The first word I ever learnt from comics was ‘ironic’. Reading handed-down Silver Age Superman family books you could barely get through an issue without a ‘How ironic (choke)’. That nutty phrase stuck with me to the extent that it almost became the name of this blog (on Earth 2, it is the name of this blog).
So …. how ironic (choke) that after defeating a being able to destroy entire planets, the JLI is brought down by an earthbound bomb. Members live, members die, all due to the actions of someone who doesn’t want the new team to carry on. Detonated as the JLI were lauded by the UN last issue, the bomb hits heroes and civilians alike, meaning the JLI members able to fight on this month spend their time rescuing victims. The squabbles of previous issues are benched as Leaguers rally to save as many people as possible.
This means that the new villain behind the explosion, Lightweaver, is able to stay off JLI leader Booster Gold’s radar until he chooses to make himself known. His sinister solid light creations, on the other hand, attack the heroes throughout the issue.
Also on the attack is UN Security Chief Chairwoman Bao, who steps forward, mid-battle, to tell the JLI – who have just saved the planet from doom – that the UN is withdrawing its backing because they attract trouble. Being adults with bigger things to worry about, like keeping this thoroughly stupid woman alive, they ignore her idiotic demand to cease and desist superheroing, on threat of a lawsuit.
Like they should care when one member is in a hospital bed, two are on operating tables and a third is on a slab. Who’s who? I’ll let you discover that for yourself.
Well done to writer Dan Jurgens for an issue that’s come out of nowhere and slapped me around the chops. A lack of spoilers meant the deaths in this issue – it’s not just a JLI member who pays a price for idealism – genuinely surprised and saddened me. And such reactions mean I’ll keep following this book rather than its solicitations. Watch and learn, marketing men.

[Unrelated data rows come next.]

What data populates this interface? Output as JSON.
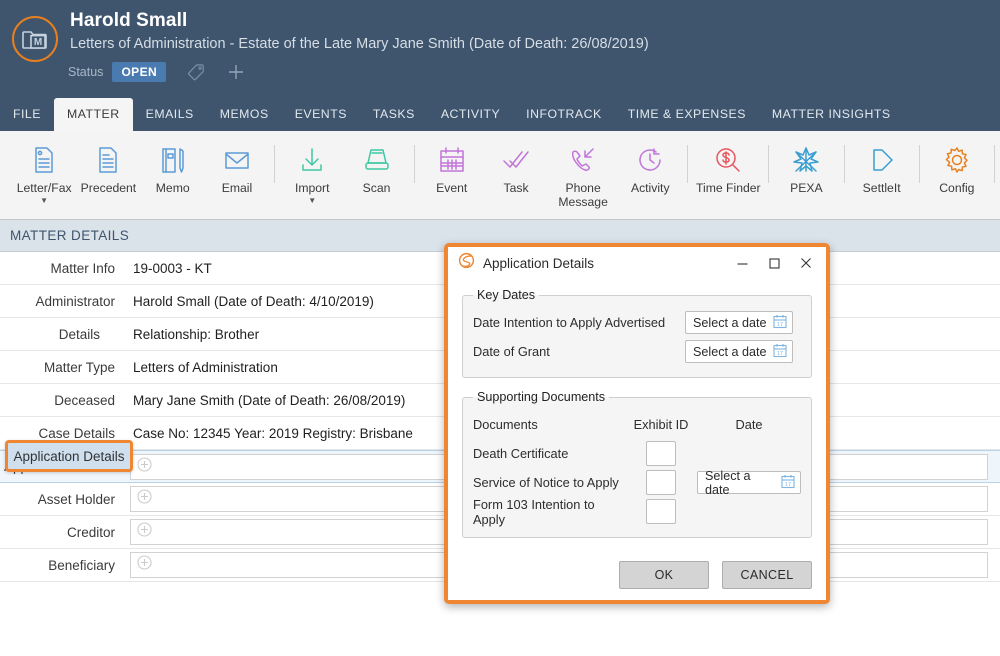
{
  "header": {
    "logo_icon": "matter-folder-m-icon",
    "matter_name": "Harold Small",
    "matter_description": "Letters of Administration - Estate of the Late Mary Jane Smith (Date of Death: 26/08/2019)",
    "status_label": "Status",
    "status_value": "OPEN",
    "tag_icon": "tag-icon",
    "add_icon": "plus-icon",
    "bg_color": "#3f556d",
    "accent_color": "#e8801f"
  },
  "tabs": [
    {
      "label": "FILE",
      "active": false
    },
    {
      "label": "MATTER",
      "active": true
    },
    {
      "label": "EMAILS",
      "active": false
    },
    {
      "label": "MEMOS",
      "active": false
    },
    {
      "label": "EVENTS",
      "active": false
    },
    {
      "label": "TASKS",
      "active": false
    },
    {
      "label": "ACTIVITY",
      "active": false
    },
    {
      "label": "INFOTRACK",
      "active": false
    },
    {
      "label": "TIME & EXPENSES",
      "active": false
    },
    {
      "label": "MATTER INSIGHTS",
      "active": false
    }
  ],
  "ribbon": [
    {
      "label": "Letter/Fax",
      "icon": "document-page-icon",
      "color": "#5b9bd5",
      "caret": true
    },
    {
      "label": "Precedent",
      "icon": "document-lines-icon",
      "color": "#5b9bd5",
      "caret": false
    },
    {
      "label": "Memo",
      "icon": "notebook-pen-icon",
      "color": "#5b9bd5",
      "caret": false
    },
    {
      "label": "Email",
      "icon": "envelope-icon",
      "color": "#5b9bd5",
      "caret": false
    },
    {
      "sep": true
    },
    {
      "label": "Import",
      "icon": "download-arrow-icon",
      "color": "#3fc8a4",
      "caret": true
    },
    {
      "label": "Scan",
      "icon": "scanner-icon",
      "color": "#3fc8a4",
      "caret": false
    },
    {
      "sep": true
    },
    {
      "label": "Event",
      "icon": "calendar-icon",
      "color": "#c175d8",
      "caret": false
    },
    {
      "label": "Task",
      "icon": "double-check-icon",
      "color": "#c175d8",
      "caret": false
    },
    {
      "label": "Phone Message",
      "icon": "phone-incoming-icon",
      "color": "#c175d8",
      "caret": false
    },
    {
      "label": "Activity",
      "icon": "clock-history-icon",
      "color": "#c175d8",
      "caret": false
    },
    {
      "sep": true
    },
    {
      "label": "Time Finder",
      "icon": "dollar-magnifier-icon",
      "color": "#e8555f",
      "caret": false
    },
    {
      "sep": true
    },
    {
      "label": "PEXA",
      "icon": "pexa-star-icon",
      "color": "#3a9fd0",
      "caret": false
    },
    {
      "sep": true
    },
    {
      "label": "SettleIt",
      "icon": "arrow-outline-icon",
      "color": "#3a9fd0",
      "caret": false
    },
    {
      "sep": true
    },
    {
      "label": "Config",
      "icon": "gear-icon",
      "color": "#e8801f",
      "caret": false
    },
    {
      "sep": true
    }
  ],
  "matter_details": {
    "section_title": "MATTER DETAILS",
    "rows": [
      {
        "key": "Matter Info",
        "value": "19-0003 - KT",
        "type": "text"
      },
      {
        "key": "Administrator",
        "value": "Harold Small (Date of Death: 4/10/2019)",
        "type": "text"
      },
      {
        "key": "Details",
        "value": "Relationship: Brother",
        "type": "text",
        "indent": true
      },
      {
        "key": "Matter Type",
        "value": "Letters of Administration",
        "type": "text"
      },
      {
        "key": "Deceased",
        "value": "Mary Jane Smith (Date of Death: 26/08/2019)",
        "type": "text"
      },
      {
        "key": "Case Details",
        "value": "Case No: 12345  Year: 2019  Registry: Brisbane",
        "type": "text"
      },
      {
        "key": "Application Details",
        "value": "",
        "type": "add",
        "selected": true,
        "add_icon": "circle-plus-icon"
      },
      {
        "key": "Asset Holder",
        "value": "",
        "type": "add",
        "add_icon": "circle-plus-icon"
      },
      {
        "key": "Creditor",
        "value": "",
        "type": "add",
        "add_icon": "circle-plus-icon"
      },
      {
        "key": "Beneficiary",
        "value": "",
        "type": "add",
        "add_icon": "circle-plus-icon"
      }
    ]
  },
  "dialog": {
    "icon": "smokeball-swirl-icon",
    "title": "Application Details",
    "minimize_icon": "minimize-icon",
    "maximize_icon": "maximize-icon",
    "close_icon": "close-icon",
    "highlight_color": "#ef8632",
    "key_dates": {
      "legend": "Key Dates",
      "fields": [
        {
          "label": "Date Intention to Apply Advertised",
          "value": "Select a date",
          "icon": "calendar-picker-icon"
        },
        {
          "label": "Date of Grant",
          "value": "Select a date",
          "icon": "calendar-picker-icon"
        }
      ]
    },
    "supporting_documents": {
      "legend": "Supporting Documents",
      "columns": [
        "Documents",
        "Exhibit ID",
        "Date"
      ],
      "rows": [
        {
          "document": "Death Certificate",
          "exhibit_id": "",
          "date": null
        },
        {
          "document": "Service of Notice to Apply",
          "exhibit_id": "",
          "date": "Select a date",
          "date_icon": "calendar-picker-icon"
        },
        {
          "document": "Form 103 Intention to Apply",
          "exhibit_id": "",
          "date": null
        }
      ]
    },
    "buttons": {
      "ok": "OK",
      "cancel": "CANCEL"
    }
  }
}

Jurgens’ script is solidly serious without being depressing. Booster narrates and while his personality is intact, there’s no flightiness here; a colleague has been lost, and friends hurt, on his watch. He’s going to go after the people behind the atrocity, just as soon as he’s sure as many innocents as possible have been saved. And it’s not just Booster who benefits from Jurgens’ deft touch, all the heroes aquit themselves well, and all have their own voice. The only person in the book I don’t believe in is Chairwoman Bao – she’s too big an idiot even for a comic book politician.
Drawing the script, penciller Aaron Lopresti and inker Matt Ryan provide solid, good-looking superheroics, all coloured with pizzazz by Hi-Fi (click on image to enlarge). I especially like their subtle body language. My only quibble is that while the energy creatures created by Lightweaver are referred to as a threat on the first few pages, they’re barely visible. At the very least there should be an establishing shot – if you manage to spot them before page five (and they are there) you win a prize. Probably.
The art team regains a few points for a cracking depiction of a surprise guest on the final page. It’ll be interesting to see how this guy fits in.
On the cover, David Finch, Rich Friend and Peter Steigerwald give us their take on a classic comic book scenario. Works for me.
I sort-of said it last time and I’ll say it again. This Justice League book is so far ahead of the Geoff Johns/Jim Lee ‘flagship’ League title in terms of story, plot, script and artwork that it’s just silly. DC should be promoting it a lot more.